Hierop heeft MGB niet gereageerd.
2.39.
Bij schrijven van 12 februari 2019 heeft (de raadsman van) [gedaagden in conventie/eisers in reconventie] (de raadsman van) MGB bericht dat de gemeente het werk wederom heeft afgekeurd. De brief luidt - voor zover van belang - als volgt:
'Kort gezegd voldoet het werk op vier punten niet aan de eisen die de Gemeente (die op haar beurt toetst aan de wet en het Bouwbesluit) daaraan stelt, en ik citeer de Gemeente:
"-Ventilatierooster boven brandwerend glas niet brandwerend uitgevoerd.
- Geen brandwerende voorziening rookgasafvoer en doorvoer afzuigkap in appartement 2 aanwezig.
-De geplaatste buitendeuren zijn niet tochtdicht (dossiermap was er onderdoor te steken)
-De brandwerendheid van de betreffende buitendeuren is niet aangetoond. Middels certificaten dient u aan te tonen dat de deuren met kozijn 30 minuten brandwerend zijn.
(…)
Wat betreft de "veiligheidsglazen" (of eigenlijk: buitendeuren) zijn cliënten bereid uw cliënte een nadere termijn - tot donderdag 14 februari 2019 (11:00 uur) - te verstrekken om de verzochte certificaten alsnog te af te geven.'
2.40.
Op 21 februari 2019 heeft Woningcheck haar rapport op verzoek van [gedaagden in conventie/eisers in reconventie] aangevuld, hierna: 'aanvulling rapport Woningcheck'. De aanvulling rapport Woningcheck is op 22 februari 2019 aan MGB gezonden.
2.41.
Op 24 februari 2019 heeft W2N in opdracht van MGB het werk beoordeeld en hier een rapport van opgesteld, hierna: 'rapport van W2N'. Het rapport van W2N is op 1 maart 2019 aan [gedaagden in conventie/eisers in reconventie] gezonden. Daarnaast heeft MGB aan [gedaagden in conventie/eisers in reconventie] een factuur gezonden ter zake van de oplevering van € 94.240,-- en een factuur voor het gestelde meerwerk van € 110.118,57. Verder heeft MGB een contractuele boete in rekening gebracht van € 60.800,-‑. [gedaagden in conventie/eisers in reconventie] heeft de gevorderde bedragen onbetaald gelaten.
2.42.
Omstreeks eind februari 2019 heeft [gedaagden in conventie/eisers in reconventie] opdracht gegeven aan een derde om ervoor zorg te dragen dat het werk voldoet aan de eisen die de gemeente hieraan stelt.
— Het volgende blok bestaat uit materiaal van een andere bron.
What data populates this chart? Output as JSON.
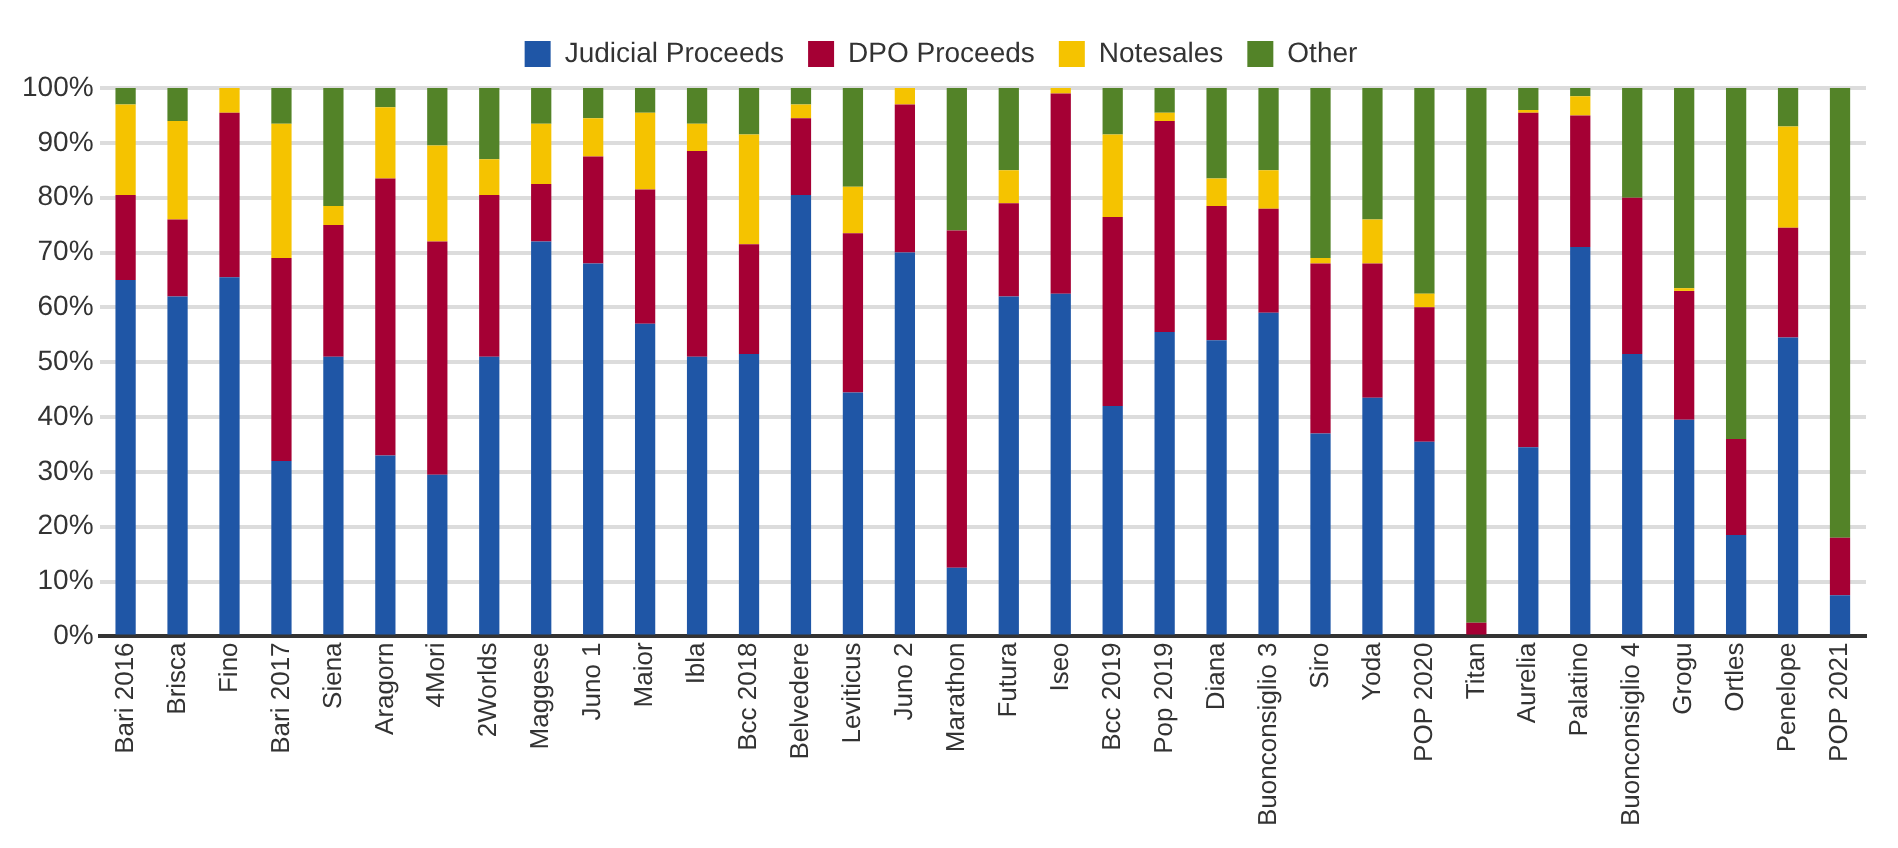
{
  "chart_data": {
    "type": "bar",
    "stacked": true,
    "legend": "top",
    "grid": "y",
    "categories": [
      "Bari 2016",
      "Brisca",
      "Fino",
      "Bari 2017",
      "Siena",
      "Aragorn",
      "4Mori",
      "2Worlds",
      "Maggese",
      "Juno 1",
      "Maior",
      "Ibla",
      "Bcc 2018",
      "Belvedere",
      "Leviticus",
      "Juno 2",
      "Marathon",
      "Futura",
      "Iseo",
      "Bcc 2019",
      "Pop 2019",
      "Diana",
      "Buonconsiglio 3",
      "Siro",
      "Yoda",
      "POP 2020",
      "Titan",
      "Aurelia",
      "Palatino",
      "Buonconsiglio 4",
      "Grogu",
      "Ortles",
      "Penelope",
      "POP 2021"
    ],
    "ylim": [
      0,
      100
    ],
    "yticks": [
      {
        "value": 0,
        "label": "0%"
      },
      {
        "value": 10,
        "label": "10%"
      },
      {
        "value": 20,
        "label": "20%"
      },
      {
        "value": 30,
        "label": "30%"
      },
      {
        "value": 40,
        "label": "40%"
      },
      {
        "value": 50,
        "label": "50%"
      },
      {
        "value": 60,
        "label": "60%"
      },
      {
        "value": 70,
        "label": "70%"
      },
      {
        "value": 80,
        "label": "80%"
      },
      {
        "value": 90,
        "label": "90%"
      },
      {
        "value": 100,
        "label": "100%"
      }
    ],
    "series": [
      {
        "name": "Judicial Proceeds",
        "color": "#1f56a6",
        "values": [
          65,
          62,
          65.5,
          32,
          51,
          33,
          29.5,
          51,
          72,
          68,
          57,
          51,
          51.5,
          80.5,
          44.5,
          70,
          12.5,
          62,
          62.5,
          42,
          55.5,
          54,
          59,
          37,
          43.5,
          35.5,
          null,
          34.5,
          71,
          51.5,
          39.5,
          18.5,
          54.5,
          7.5
        ]
      },
      {
        "name": "DPO Proceeds",
        "color": "#a50034",
        "values": [
          15.5,
          14,
          30,
          37,
          24,
          50.5,
          42.5,
          29.5,
          10.5,
          19.5,
          24.5,
          37.5,
          20,
          14,
          29,
          27,
          61.5,
          17,
          36.5,
          34.5,
          38.5,
          24.5,
          19,
          31,
          24.5,
          24.5,
          2.5,
          61,
          24,
          28.5,
          23.5,
          17.5,
          20,
          10.5
        ]
      },
      {
        "name": "Notesales",
        "color": "#f5c300",
        "values": [
          16.5,
          18,
          4.5,
          24.5,
          3.5,
          13,
          17.5,
          6.5,
          11,
          7,
          14,
          5,
          20,
          2.5,
          8.5,
          3,
          0,
          6,
          1,
          15,
          1.5,
          5,
          7,
          1,
          8,
          2.5,
          0,
          0.5,
          3.5,
          0,
          0.5,
          0,
          18.5,
          0
        ]
      },
      {
        "name": "Other",
        "color": "#538328",
        "values": [
          3,
          6,
          0,
          6.5,
          21.5,
          3.5,
          10.5,
          13,
          6.5,
          5.5,
          4.5,
          6.5,
          8.5,
          3,
          18,
          0,
          26,
          15,
          0,
          8.5,
          4.5,
          16.5,
          15,
          31,
          24,
          37.5,
          97.5,
          4,
          1.5,
          20,
          36.5,
          64,
          7,
          82
        ]
      }
    ]
  }
}
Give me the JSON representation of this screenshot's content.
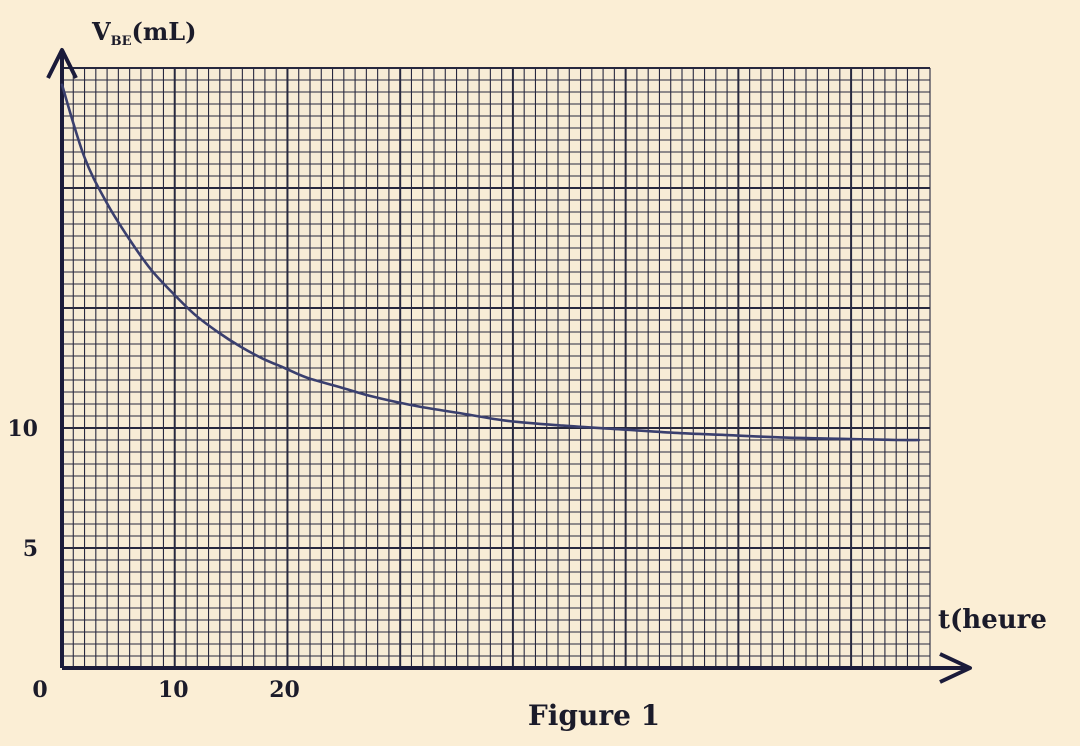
{
  "chart_data": {
    "type": "line",
    "title": "",
    "caption": "Figure 1",
    "xlabel": "t(heure",
    "ylabel_main": "V",
    "ylabel_sub": "BE",
    "ylabel_unit": "(mL)",
    "origin_label": "0",
    "x_ticks": [
      {
        "value": 10,
        "label": "10"
      },
      {
        "value": 20,
        "label": "20"
      }
    ],
    "y_ticks": [
      {
        "value": 5,
        "label": "5"
      },
      {
        "value": 10,
        "label": "10"
      }
    ],
    "xlim": [
      0,
      78
    ],
    "ylim": [
      0,
      25
    ],
    "grid": true,
    "curve_color": "#3a3f6e",
    "grid_color": "#27283f",
    "series": [
      {
        "x": [
          0,
          2,
          4,
          6,
          8,
          10,
          12,
          14,
          16,
          18,
          20,
          22,
          25,
          28,
          32,
          36,
          40,
          45,
          50,
          55,
          60,
          65,
          70,
          75,
          77
        ],
        "y": [
          24.3,
          21.3,
          19.4,
          17.9,
          16.6,
          15.6,
          14.7,
          14.0,
          13.4,
          12.9,
          12.5,
          12.1,
          11.7,
          11.3,
          10.9,
          10.6,
          10.3,
          10.1,
          9.95,
          9.8,
          9.7,
          9.6,
          9.55,
          9.5,
          9.5
        ]
      }
    ]
  }
}
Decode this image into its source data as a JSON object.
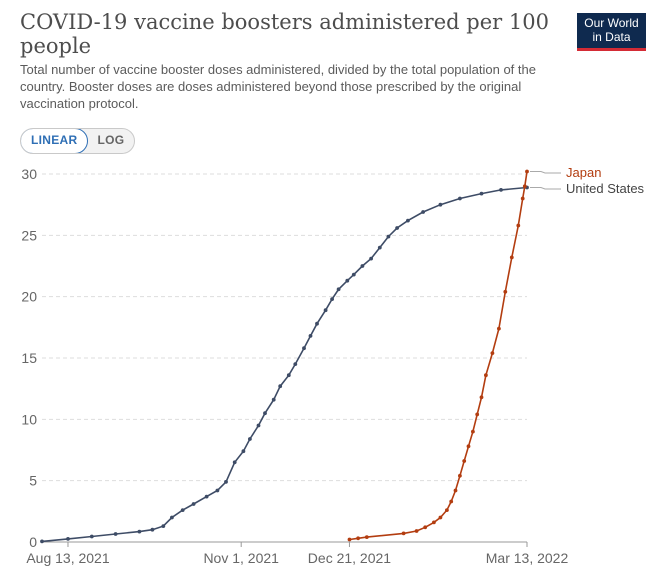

De factuur bedroeg € 21.673,64.
2.43.
Vanaf 1 maart 2019 zijn de 7 appartementen verhuurd.
2.44.
Bij schrijven van 5 april 2019 heeft [gedaagden in conventie/eisers in reconventie] zijn voorlopige schade van MGB gevorderd, bestaande uit de kosten voor het herstellen van de gebreken, het minderwerk, de vertragingsschade en de contractuele boete. (De raadsman van) [gedaagden in conventie/eisers in reconventie] schrijft onder meer:
'De vordering van cliënten bedraagt op dit moment € 288.250,80. Niet kan worden uitgesloten dat deze vordering - gelet op hetgeen hiervoor ter zake van de boete is opgemerkt - nog zal oplopen.
Cliënten houden op dit moment nog een bedrag van € 164.040,00 onder zich. Dit bedrag bestaat uit de opleveringstermijn (termijn 8), termijn 9, meerwerk zoals overeengekomen op 1 mei 2018 en een deel van de aanneemsom die thans nog op de derdengeldrekening van notariskantoor Hoekstra en Partners en Notarissen staat geparkeerd.
Cliënten zullen betaling van voormelde termijnen en meerwerk verrekenen met haar vordering en zullen de notaris in dit verband verzoeken het bedrag terug te storten.
Als gevolg daarvan resteert (in ieder geval en afgezien van de boete(s)) nog een vordering van clienten ad € 124.210,80 op uw cliënte. Cliënten pretenderen hiermee overigens niet volledig te zijn, althans enig standpunt of enige vordering prijs te geven.'
MGB heeft de gevorderde schade onbetaald gelaten.

3.Het geschil

in conventie

3.1.
MGB vordert, uitvoerbaar bij voorraad, dat [gedaagden in conventie/eisers in reconventie] hoofdelijk wordt veroordeeld om:
I. binnen 14 dagen na het in deze zaak te wijzen vonnis aan haar te voldoen:
 een bedrag van € 94.240,--, dan wel een in goede justitie te bepalen bedrag te vermeerderen met de wettelijke handelsrente over dat bedrag vanaf 3 januari 2019 tot aan de dag der algehele voldoening;
 een bedrag van € 110.118,57, dan wel een in goede justitie te bepalen bedrag te vermeerderen met de wettelijke handelsrente over dat bedrag vanaf 28 februari 2019 tot aan de dag der algehele voldoening;
 een bedrag van € 60.800,-- dan wel een in goede justitie te bepalen bedrag;
II. binnen 14 dagen na het in deze zaak te wijzen vonnis een afspraak te maken bij notaris mr. M. de Jong van Hoekstra en Partners Notarissen te Groningen teneinde de teruglevering van € 1,-- door [gedaagden in conventie/eisers in reconventie] aan MGB van de 'slaapkamer', staande en gelegen te Groningen, [adres] , binnen een maand na betekening van het in dezen te wijzen vonnis te laten plaatsvinden, op straffe van verbeurte van een dwangsom van € 500,-- per dag (een dagdeel daaronder begrepen) dat gedaagden daartoe te nalatig zijn;
III. in de kosten van deze procedure alsmede de nakosten ten bedrage van € 131,-- zonder betekening van het vonnis, te verhogen met € 68,-- indien niet binnen veertien dagen na daartoe zijn aangeschreven aan het vonnis is voldaan en het vonnis alsnog betekend wordt, zowel de proceskosten en de nakosten te vermeerderen met de wettelijke rente indien deze kosten niet binnen veertien dagen na het in deze te wijzen vonnis zijn voldaan.
3.2.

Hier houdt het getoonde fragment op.